(Montréal) Maintenant que des paramédicaux pourront être appelés en renfort dans les hôpitaux, des entreprises ambulancières estiment que de l’argent est nécessaire pour leur permettre de contribuer davantage au réseau de la santé et alléger la pénurie d’infirmières.

Lia Lévesque La Presse Canadienne

Québec a annoncé des mesures pour ramener 4300 infirmières dans le réseau public et embaucher des agentes administratives. Il s’est dit prêt à y consacrer 1 milliard.
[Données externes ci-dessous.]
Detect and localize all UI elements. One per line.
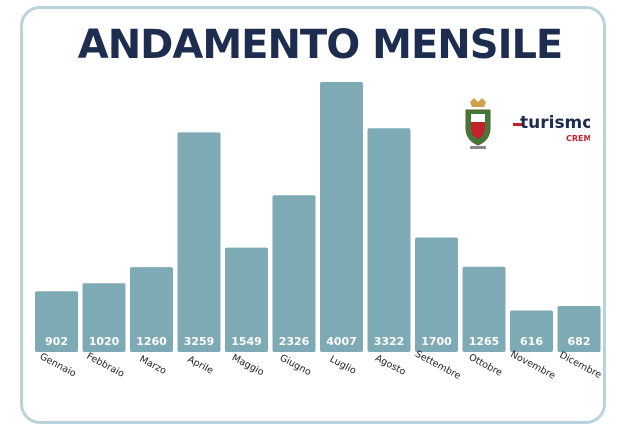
logo-city: CREMA: [566, 134, 590, 143]
bar-value-label: 1265: [469, 335, 500, 348]
bar-giugno: [272, 195, 316, 352]
bar-value-label: 1700: [421, 335, 452, 348]
category-label: Dicembre: [557, 350, 603, 381]
category-label: Ottobre: [467, 352, 504, 379]
bar-novembre: [510, 310, 553, 352]
crema-coat-of-arms-icon: [465, 98, 491, 149]
bar-settembre: [415, 237, 458, 352]
category-label: Agosto: [373, 353, 407, 378]
bar-value-label: 682: [568, 335, 591, 348]
category-label: Luglio: [328, 354, 358, 377]
bar-value-label: 1020: [89, 335, 120, 348]
logo-brand: turismo: [520, 113, 590, 133]
bar-maggio: [225, 247, 268, 352]
bar-value-label: 1260: [136, 335, 167, 348]
bar-ottobre: [462, 266, 506, 352]
bar-luglio: [320, 82, 363, 352]
bar-value-label: 2326: [279, 335, 310, 348]
bar-febbraio: [82, 283, 126, 352]
chart-title: ANDAMENTO MENSILE: [77, 22, 564, 68]
turismo-crema-logo: turismo CREMA: [465, 98, 590, 149]
category-label: Marzo: [138, 354, 169, 377]
category-label: Novembre: [508, 349, 557, 382]
category-label: Febbraio: [85, 351, 127, 380]
bar-dicembre: [557, 306, 601, 352]
category-label: Giugno: [278, 353, 313, 379]
bar-agosto: [367, 128, 411, 352]
bar-value-label: 3322: [374, 335, 405, 348]
category-label: Settembre: [413, 349, 462, 382]
bar-value-label: 3259: [184, 335, 215, 348]
bar-value-label: 4007: [326, 335, 357, 348]
bar-aprile: [177, 132, 221, 352]
bar-value-label: 616: [520, 335, 543, 348]
bar-value-label: 902: [45, 335, 68, 348]
category-label: Gennaio: [38, 351, 78, 379]
logo-red-dash: [513, 123, 522, 126]
category-label: Maggio: [230, 352, 266, 378]
bar-value-label: 1549: [231, 335, 262, 348]
category-label: Aprile: [186, 354, 216, 377]
bar-marzo: [130, 267, 173, 352]
bar-gennaio: [35, 291, 78, 352]
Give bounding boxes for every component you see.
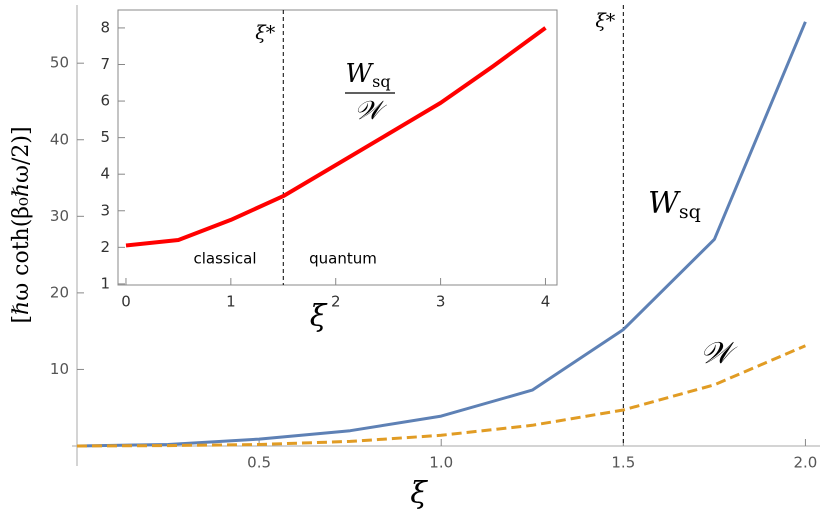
series-line [76, 344, 806, 448]
inset-frame [117, 9, 558, 286]
threshold-label: ξ* [255, 22, 275, 44]
y-tick-label: 6 [100, 92, 110, 110]
x-tick-label: 2 [331, 293, 341, 311]
x-tick-label: 3 [436, 293, 446, 311]
x-tick-label: 1.5 [611, 454, 635, 472]
x-axis-label: ξ [410, 476, 428, 511]
y-tick-label: 40 [50, 130, 69, 148]
series-line [76, 21, 807, 448]
series-line [125, 26, 547, 248]
y-tick-label: 10 [50, 360, 69, 378]
y-tick-label: 8 [100, 18, 110, 36]
y-tick-label: 50 [50, 54, 69, 72]
region-label: classical [193, 250, 256, 268]
threshold-label: ξ* [595, 10, 615, 32]
x-tick-label: 0 [121, 293, 131, 311]
fraction-numerator: Wsq [345, 59, 390, 91]
y-tick-label: 20 [50, 283, 69, 301]
series-name: W [648, 186, 681, 221]
x-tick-label: 1.0 [429, 454, 453, 472]
y-tick-label: 1 [100, 274, 110, 292]
series-name: 𝒲 [700, 336, 738, 371]
x-tick-label: 4 [541, 293, 551, 311]
series-subscript: sq [679, 201, 701, 223]
x-tick-label: 0.5 [247, 454, 271, 472]
fraction-name: W [345, 59, 374, 89]
y-axis-label: [ℏω coth(β₀ℏω/2)] [9, 126, 34, 323]
x-axis-label: ξ [310, 299, 328, 334]
y-tick-label: 2 [100, 238, 110, 256]
y-tick-label: 7 [100, 55, 110, 73]
x-tick-label: 1 [226, 293, 236, 311]
y-tick-label: 3 [100, 201, 110, 219]
y-tick-label: 5 [100, 128, 110, 146]
y-tick-label: 4 [100, 165, 110, 183]
series-label: 𝒲 [700, 336, 738, 371]
region-label: quantum [309, 250, 377, 268]
fraction-subscript: sq [372, 72, 390, 91]
y-tick-label: 30 [50, 207, 69, 225]
series-label: Wsq [648, 186, 701, 223]
x-tick-label: 2.0 [794, 454, 818, 472]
Mais Québec n’a pas atteint son objectif à ce jour.

Du même souffle, en vertu d’un arrêté ministériel, des paramédicaux pourront être appelés en renfort dans des urgences, des hôpitaux, des CHSLD et des CLSC.

Tant les entreprises ambulancières que les syndicats de paramédicaux s’en réjouissent, puisque leur expertise est ainsi reconnue.

Il s’agit pour le moment d’un « prêt de services » ; les entreprises ambulancières n’y sont pas contraintes, a expliqué en entrevue mercredi Francis Brisebois, porte-parole de la Coalition des entreprises de services paramédicaux du Québec.

Cette coalition représente Dessercom et d’autres entreprises ambulancières dans plusieurs régions du Québec, hors de Montréal et Laval, qui emploient 1000 paramédicaux.

« Ce qu’on peut dire, c’est qu’il y a beaucoup d’investissements qui sont faits auprès des infirmières, alors qu’il y a des paramédicaux qui sont en mesure d’aider le réseau », a fait valoir M. Brisebois.

« Oui, on peut continuer d’investir dans le réseau de la santé, on peut continuer d’investir dans la profession d’infirmière. Par contre, il y a d’autres professions, dont celle des paramédicaux », insiste-t-il.

Ajouter des paramédicaux dans les hôpitaux n’équivaudra pas à dépouiller les services ambulanciers pour amener du renfort dans les établissements, croit-il.

« Les paramédicaux vont être en mesure d’être sur les véhicules ambulanciers, de pouvoir répondre aux appels d’urgence, mais également de pouvoir assister la population dans des soins de prévention, dans des soins communautaires », assure-t-il.

À quoi donc servirait le financement requis ? « Je pense notamment à la conversion des horaires de faction. Ça nécessite des investissements majeurs pour l’État. Par contre, les bénéfices sont là », opine M. Brisebois.

Ces horaires de faction obligent un paramédical à être de garde, chez lui, 24 heures sur 24, pendant sept jours consécutifs. Ils sont dénoncés par les syndicats de paramédicaux depuis des années. Et les entreprises savent qu’ils nuisent à l’attraction et à la rétention de main-d’œuvre. Mais la conversion de ces horaires coûterait cher.

Un ordre professionnel

Aussi, comme les paramédicaux pourront poser à l’intérieur des hôpitaux des actes qu’ils ne pouvaient auparavant poser que dans leurs véhicules, la coalition craint qu’on cherche éventuellement à les soumettre à l’Ordre des infirmières.

La coalition d’entreprises prône plutôt la création d’un ordre professionnel spécifique aux paramédicaux, ainsi que des actes qui leur seraient réservés.

En mai dernier, le ministre de la Santé et des Services sociaux, Christian Dubé, a d’ailleurs demandé à l’Office des professions de se pencher sur ce dossier.